Personal politics still played a part in the following year's winner: 'Oral Sadism And The Vegetarian Personality', and stayed relevant all the way to 1990's winner, 'Lesbian Sadomasochism Safety Manual'.
Although last year's winner was the robustly original 'People Who Don't Know They Are Dead: How They Attach Themselves To Unsuspecting Bystanders And What To Do About It', my personal favourites are 2002's gloriously titled winner: 'Living with Crazy Buttocks' and 2004's plainly bizarre and brazenly enigmatic 'Bombproof Your Horse'.
Why not join in the fun, and vote for this year's winner at www.thebookselller.com?
Refreshingly, the actual content of the book is wholly irrelevant. All you must concern yourself with is the book's title, and to help you with this, I print below this year's official shortlist.
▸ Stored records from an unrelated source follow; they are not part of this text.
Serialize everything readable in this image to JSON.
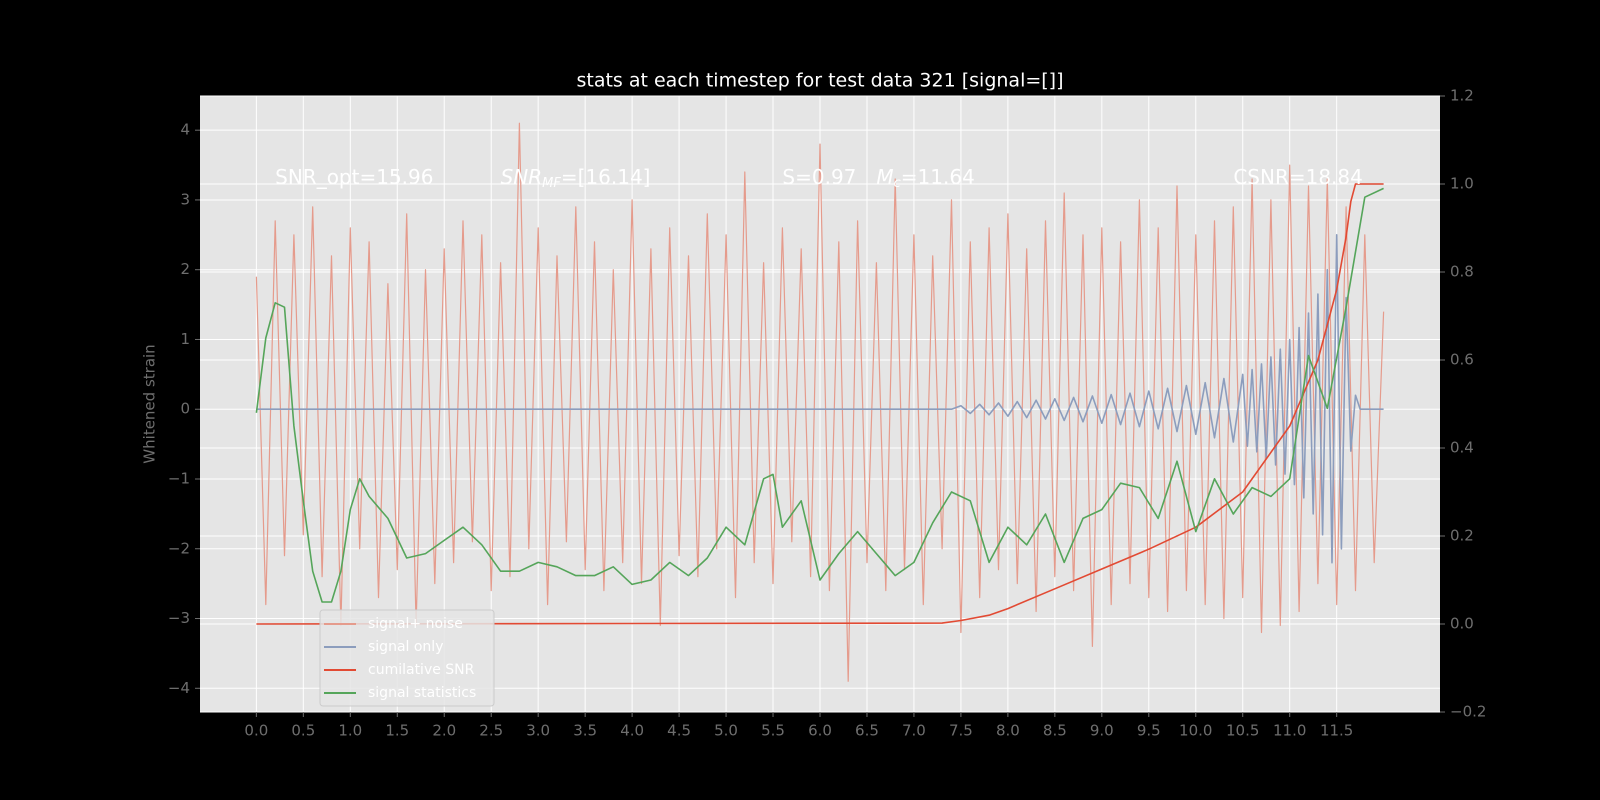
{
  "chart_data": {
    "type": "line",
    "title": "stats at each timestep for test data 321 [signal=[]]",
    "ylabel": "Whitened strain",
    "xlim": [
      -0.6,
      12.6
    ],
    "ylim": [
      -4.34,
      4.49
    ],
    "y2lim": [
      -0.2,
      1.2
    ],
    "xticks": [
      {
        "value": 0,
        "label": "0.0"
      },
      0.5,
      {
        "value": 1,
        "label": "1.0"
      },
      1.5,
      {
        "value": 2,
        "label": "2.0"
      },
      2.5,
      {
        "value": 3,
        "label": "3.0"
      },
      3.5,
      {
        "value": 4,
        "label": "4.0"
      },
      4.5,
      {
        "value": 5,
        "label": "5.0"
      },
      5.5,
      {
        "value": 6,
        "label": "6.0"
      },
      6.5,
      {
        "value": 7,
        "label": "7.0"
      },
      7.5,
      {
        "value": 8,
        "label": "8.0"
      },
      8.5,
      {
        "value": 9,
        "label": "9.0"
      },
      9.5,
      {
        "value": 10,
        "label": "10.0"
      },
      10.5,
      {
        "value": 11,
        "label": "11.0"
      },
      11.5
    ],
    "yticks": [
      {
        "value": -4,
        "label": "−4"
      },
      {
        "value": -3,
        "label": "−3"
      },
      {
        "value": -2,
        "label": "−2"
      },
      {
        "value": -1,
        "label": "−1"
      },
      0,
      1,
      2,
      3,
      4
    ],
    "y2ticks": [
      {
        "value": -0.2,
        "label": "−0.2"
      },
      {
        "value": 0,
        "label": "0.0"
      },
      0.2,
      0.4,
      0.6,
      0.8,
      {
        "value": 1,
        "label": "1.0"
      },
      1.2
    ],
    "grid": true,
    "legend": "lower left",
    "annotations": [
      {
        "text": "SNR_opt=15.96"
      },
      {
        "text": "SNR",
        "sub": "MF",
        "rest": "=[16.14]"
      },
      {
        "text": "S=0.97"
      },
      {
        "text": "M",
        "sub": "c",
        "rest": "=11.64"
      },
      {
        "text": "CSNR=18.84"
      }
    ],
    "series": [
      {
        "name": "signal+ noise",
        "color": "#e59b8c",
        "x": [
          0,
          0.1,
          0.2,
          0.3,
          0.4,
          0.5,
          0.6,
          0.7,
          0.8,
          0.9,
          1,
          1.1,
          1.2,
          1.3,
          1.4,
          1.5,
          1.6,
          1.7,
          1.8,
          1.9,
          2,
          2.1,
          2.2,
          2.3,
          2.4,
          2.5,
          2.6,
          2.7,
          2.8,
          2.9,
          3,
          3.1,
          3.2,
          3.3,
          3.4,
          3.5,
          3.6,
          3.7,
          3.8,
          3.9,
          4,
          4.1,
          4.2,
          4.3,
          4.4,
          4.5,
          4.6,
          4.7,
          4.8,
          4.9,
          5,
          5.1,
          5.2,
          5.3,
          5.4,
          5.5,
          5.6,
          5.7,
          5.8,
          5.9,
          6,
          6.1,
          6.2,
          6.3,
          6.4,
          6.5,
          6.6,
          6.7,
          6.8,
          6.9,
          7,
          7.1,
          7.2,
          7.3,
          7.4,
          7.5,
          7.6,
          7.7,
          7.8,
          7.9,
          8,
          8.1,
          8.2,
          8.3,
          8.4,
          8.5,
          8.6,
          8.7,
          8.8,
          8.9,
          9,
          9.1,
          9.2,
          9.3,
          9.4,
          9.5,
          9.6,
          9.7,
          9.8,
          9.9,
          10,
          10.1,
          10.2,
          10.3,
          10.4,
          10.5,
          10.6,
          10.7,
          10.8,
          10.9,
          11,
          11.1,
          11.2,
          11.3,
          11.4,
          11.5,
          11.6,
          11.7,
          11.8,
          11.9,
          12
        ],
        "values": [
          1.9,
          -2.8,
          2.7,
          -2.1,
          2.5,
          -1.8,
          2.9,
          -2.4,
          2.2,
          -3.1,
          2.6,
          -2.0,
          2.4,
          -2.7,
          1.8,
          -2.3,
          2.8,
          -3.1,
          2.0,
          -2.5,
          2.3,
          -2.2,
          2.7,
          -1.9,
          2.5,
          -2.6,
          2.1,
          -2.4,
          4.1,
          -2.0,
          2.6,
          -2.8,
          2.2,
          -1.9,
          2.9,
          -2.3,
          2.4,
          -2.6,
          2.0,
          -2.2,
          3.0,
          -2.5,
          2.3,
          -3.1,
          2.6,
          -2.1,
          2.2,
          -2.4,
          2.8,
          -2.0,
          2.5,
          -2.7,
          3.4,
          -2.2,
          2.1,
          -2.5,
          2.6,
          -1.9,
          2.3,
          -2.4,
          3.8,
          -2.6,
          2.4,
          -3.9,
          2.7,
          -2.2,
          2.1,
          -2.6,
          3.3,
          -2.3,
          2.5,
          -2.8,
          2.2,
          -2.0,
          3.0,
          -3.2,
          2.4,
          -2.7,
          2.6,
          -2.3,
          2.8,
          -2.5,
          2.3,
          -2.9,
          2.7,
          -2.4,
          3.1,
          -2.6,
          2.5,
          -3.4,
          2.6,
          -2.8,
          2.4,
          -2.5,
          3.0,
          -2.7,
          2.6,
          -2.9,
          3.2,
          -2.6,
          2.5,
          -2.8,
          2.7,
          -3.0,
          2.9,
          -2.7,
          3.3,
          -3.2,
          3.0,
          -3.1,
          3.5,
          -2.9,
          3.2,
          -2.5,
          3.3,
          -2.8,
          2.9,
          -2.6,
          2.5,
          -2.2,
          1.4
        ]
      },
      {
        "name": "signal only",
        "color": "#8c9dbd",
        "x": [
          0,
          7.4,
          7.5,
          7.6,
          7.7,
          7.8,
          7.9,
          8,
          8.1,
          8.2,
          8.3,
          8.4,
          8.5,
          8.6,
          8.7,
          8.8,
          8.9,
          9,
          9.1,
          9.2,
          9.3,
          9.4,
          9.5,
          9.6,
          9.7,
          9.8,
          9.9,
          10,
          10.1,
          10.2,
          10.3,
          10.4,
          10.5,
          10.55,
          10.6,
          10.65,
          10.7,
          10.75,
          10.8,
          10.85,
          10.9,
          10.95,
          11,
          11.05,
          11.1,
          11.15,
          11.2,
          11.25,
          11.3,
          11.35,
          11.4,
          11.45,
          11.5,
          11.55,
          11.6,
          11.65,
          11.7,
          11.75,
          12
        ],
        "values": [
          0,
          0,
          0.05,
          -0.06,
          0.07,
          -0.08,
          0.09,
          -0.1,
          0.11,
          -0.12,
          0.13,
          -0.14,
          0.15,
          -0.16,
          0.17,
          -0.18,
          0.19,
          -0.2,
          0.21,
          -0.22,
          0.23,
          -0.25,
          0.26,
          -0.28,
          0.3,
          -0.32,
          0.34,
          -0.36,
          0.38,
          -0.41,
          0.44,
          -0.47,
          0.5,
          -0.53,
          0.57,
          -0.61,
          0.65,
          -0.7,
          0.75,
          -0.8,
          0.86,
          -0.93,
          1.0,
          -1.08,
          1.17,
          -1.27,
          1.38,
          -1.5,
          1.65,
          -1.8,
          2.0,
          -2.2,
          2.5,
          -2.0,
          1.6,
          -0.6,
          0.2,
          0,
          0
        ]
      },
      {
        "name": "cumilative SNR",
        "color": "#e24a33",
        "axis": "y2",
        "x": [
          0,
          7.3,
          7.5,
          7.8,
          8,
          8.5,
          9,
          9.5,
          10,
          10.5,
          11,
          11.3,
          11.5,
          11.6,
          11.65,
          11.7,
          12
        ],
        "values": [
          0,
          0.002,
          0.008,
          0.02,
          0.035,
          0.08,
          0.125,
          0.17,
          0.22,
          0.3,
          0.45,
          0.6,
          0.76,
          0.88,
          0.96,
          1.0,
          1.0
        ]
      },
      {
        "name": "signal statistics",
        "color": "#55a55a",
        "axis": "y2",
        "x": [
          0,
          0.1,
          0.2,
          0.3,
          0.4,
          0.5,
          0.6,
          0.7,
          0.8,
          0.9,
          1,
          1.1,
          1.2,
          1.4,
          1.6,
          1.8,
          2,
          2.2,
          2.4,
          2.6,
          2.8,
          3,
          3.2,
          3.4,
          3.6,
          3.8,
          4,
          4.2,
          4.4,
          4.6,
          4.8,
          5,
          5.2,
          5.4,
          5.5,
          5.6,
          5.8,
          6,
          6.2,
          6.4,
          6.6,
          6.8,
          7,
          7.2,
          7.4,
          7.6,
          7.8,
          8,
          8.2,
          8.4,
          8.6,
          8.8,
          9,
          9.2,
          9.4,
          9.6,
          9.8,
          10,
          10.2,
          10.4,
          10.6,
          10.8,
          11,
          11.2,
          11.4,
          11.6,
          11.8,
          12
        ],
        "values": [
          0.48,
          0.65,
          0.73,
          0.72,
          0.45,
          0.28,
          0.12,
          0.05,
          0.05,
          0.12,
          0.26,
          0.33,
          0.29,
          0.24,
          0.15,
          0.16,
          0.19,
          0.22,
          0.18,
          0.12,
          0.12,
          0.14,
          0.13,
          0.11,
          0.11,
          0.13,
          0.09,
          0.1,
          0.14,
          0.11,
          0.15,
          0.22,
          0.18,
          0.33,
          0.34,
          0.22,
          0.28,
          0.1,
          0.16,
          0.21,
          0.16,
          0.11,
          0.14,
          0.23,
          0.3,
          0.28,
          0.14,
          0.22,
          0.18,
          0.25,
          0.14,
          0.24,
          0.26,
          0.32,
          0.31,
          0.24,
          0.37,
          0.21,
          0.33,
          0.25,
          0.31,
          0.29,
          0.33,
          0.61,
          0.49,
          0.72,
          0.97,
          0.99
        ]
      }
    ]
  }
}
And before you ask, yes, they are all real, and have all been published in the last year. Choose between:
'D DI Mascio's Delicious Ice Cream: D Di Mascio Of Coventry - An Ice Cream Company Of Repute, With An Interesting And Varied Fleet Of Ice Cream Vans' by Roger de Boer. Yes, you guessed correct. It's an ice cream history of Coventry.
'How Green Were The Nazis?' by Franz-Josef Bruggemeier, Mark Cioc and Thomas Zeller, which offers an environmental perspective on the Third Reich.
'The Stray Shopping Carts Of Eastern North America: A Guide To Field Identification' by Julian Montague is described by its publishers as a way '...to comprehend the complex relationship between (shopping) cart and landscape.'
Let's invite them over to check out the contents of Irish canals for Volume Two!
'Tattooed Mountain Women And Spoon Boxes Of Daghestan' by Robert Chenciner, Gabib Ismailov, Magomedkhan Magomedkhanov and Alex Binnie. This baby is self-explanatory, as much as it also completely defies explanation.
'Proceedings of The 18th International Seaweed Symposium' has so many editors I cannot name one, and finally, a rather cheerful little tome entitled:
'Better Never To Have Been: The Harm of Coming Into Existence' by David Benatar.
Have fun, vote wisely, and never ever forget the wonder and wisdom awaiting those who revel and romp in the absurd.